– И ты думаешь, что…
– Гром, не надо.
– Да он тебя…
– Все в порядке. Мы с Теором пойдем в ратушу. А вы начнете поиски снаружи. Так будет быстрее. Времени у нас немного.
Гром не успокаивался. Убеждал меня одуматься, хватал Теора за ворот, требуя толком объяснить, что здесь происходит, и всякий раз злясь из-за его размытых ответов. Я был непреклонен. Наконец Громбакх назвал меня «тупоголовым индюком, которому не терпится найти приключения на свой холеный зад», а Теору обещал в случае чего «оборвать последние сусала так, что он сам не отличит, где у него пятки, а где уши», на этом угомонился и больше к разговору о ратуше не возвращался.
Я разделял его тревогу. Понимал его опасения. Но вспоминал слова Мурдвина из Подземелья Искарута: «Он тебя предаст, но ты ему доверься. Его предательство поможет. Он не виноват. Иногда ложь – единственный путь к правде». Что бы это ни значило, мне казалось, что Теору нужно довериться.
Если б не осторожность, с которой Тенуин вел нас в глубь Авендилла, мы могли добраться до ратуши еще вчера. В итоге задержались на половине пути. Тенуин сказал, что безопаснее ночевать в доме, где не осталось ни мебели, ни дверей. От идеи забаррикадироваться отказались, но выставили на крышу посменный караул, предусмотрительно смешав отряды: первыми стерегли Эрза и Тенуин, затем Феонил и Гром, далее Теор со мной и Нордис с Мией. Шанни всю ночь провела на улице. Даже не присела. Только закрыла глаза и чуть покачивалась возле ребровика, чем порядком нас нервировала. Эрза предложила уложить девушку насильно, но после грубого ответа охотника не решилась настаивать.
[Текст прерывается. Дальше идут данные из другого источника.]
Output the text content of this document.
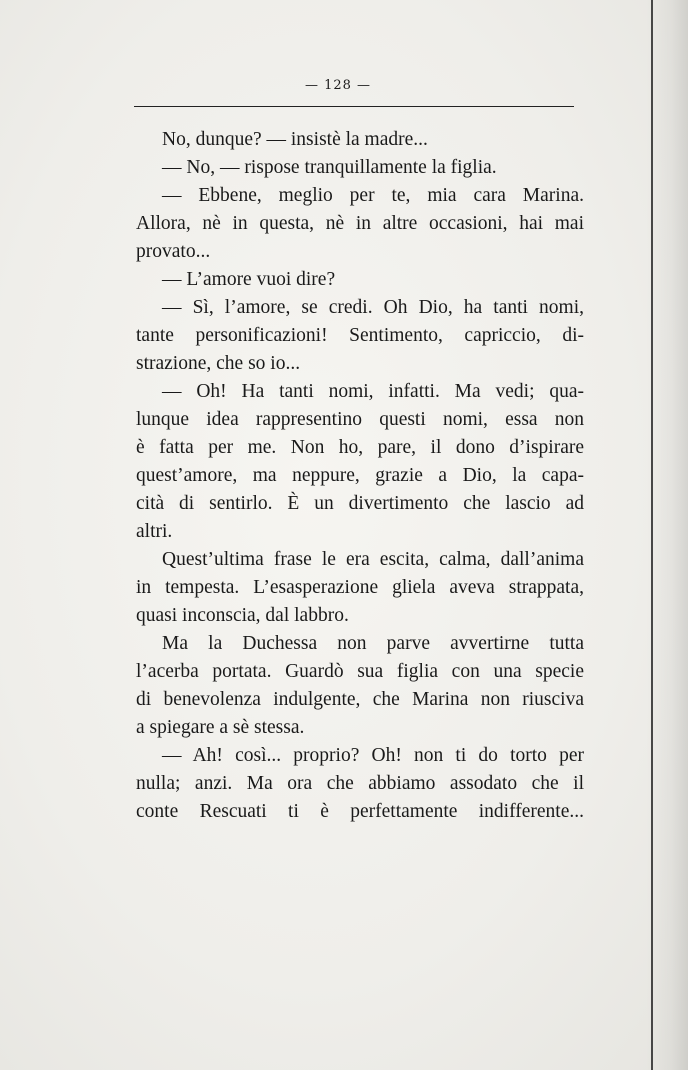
— 128 —
No, dunque? — insistè la madre...
— No, — rispose tranquillamente la figlia.
— Ebbene, meglio per te, mia cara Marina.
Allora, nè in questa, nè in altre occasioni, hai mai
provato...
— L’amore vuoi dire?
— Sì, l’amore, se credi. Oh Dio, ha tanti nomi,
tante personificazioni! Sentimento, capriccio, di-
strazione, che so io...
— Oh! Ha tanti nomi, infatti. Ma vedi; qua-
lunque idea rappresentino questi nomi, essa non
è fatta per me. Non ho, pare, il dono d’ispirare
quest’amore, ma neppure, grazie a Dio, la capa-
cità di sentirlo. È un divertimento che lascio ad
altri.
Quest’ultima frase le era escita, calma, dall’anima
in tempesta. L’esasperazione gliela aveva strappata,
quasi inconscia, dal labbro.
Ma la Duchessa non parve avvertirne tutta
l’acerba portata. Guardò sua figlia con una specie
di benevolenza indulgente, che Marina non riusciva
a spiegare a sè stessa.
— Ah! così... proprio? Oh! non ti do torto per
nulla; anzi. Ma ora che abbiamo assodato che il
conte Rescuati ti è perfettamente indifferente...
– Идут. – Миа первая заметила возвращавшихся следопытов.
– Идут, – кивнул Теор.
– Что там? – Эрза, растеплившаяся под солнцем, задремала.
Громбакх торопливо вдел перевязанную руку в рукав цаниобы. Все с нетерпением ждали возможности выдвинуться вперед. Ожидание на веранде было слишком долгим.
– До перекрестка безопасно, – приблизившись, сказал Тенуин, – идем.
Наш отряд вновь собрался на дороге. Следопыты указывали проверенный путь между завалами и зарослями дикой куманики. Гром ворчал, что они опять идут слишком медленно, и поглядывал на Шанни, будто боялся, что она сбежит вместе с травами Азгалики.
– Мы тут скорее найдем подземный источник хмеля, чем какого-то мальчишку, – причитал охотник всякий раз, когда мы проходили возле очередного разрушенного здания.
Мы еще не дошли до перекрестка Мыторной и Льняной улиц, когда наш отряд вновь разделился. Несмотря на протесты Эрзы, Тенуин и Теор, ускорившись, обогнали нас – следопыт хотел углубиться в северном направлении, в сторону ратуши. Теор предупредил, что почва под Малой Осенней площадью осела, обвалив стены ближайших домов и нарушив сразу два дождевых стока, из-за чего там собралось мелкое болотце – барахтаться в нем не было никакого смысла:
– Свернем в один из переулков. Обойдем квартал с востока, а потом вернемся на Льняную улицу.
Тенуин рассчитывал лично осмотреть и площадь, и переулок, а мы тем временем неспешно шли за Феонилом, который показывал выверенный путь до перекрестка.
– Смешно, – сказала Миалинта, когда я вновь упомянул построенные Чистильщиками даурхатты.
– Что?
– В Землях Нурволкина каахнеров почитают кем-то вроде богов. Ну, если не богов, то их ставленников. До Темной эпохи нурволкинцы даже устраивали небольшие паломничества – шли приложить ладонь к стенам даурхаттов, посмотреть на оставленные каахнерами пещеры. В Пекель-Зорд и выше их, конечно, не пускали, но они, говорят, неплохо платили проводникам и тем, кто мог укрыть их от стражников, – все что угодно, только бы взглянуть на Таильскую пещеру.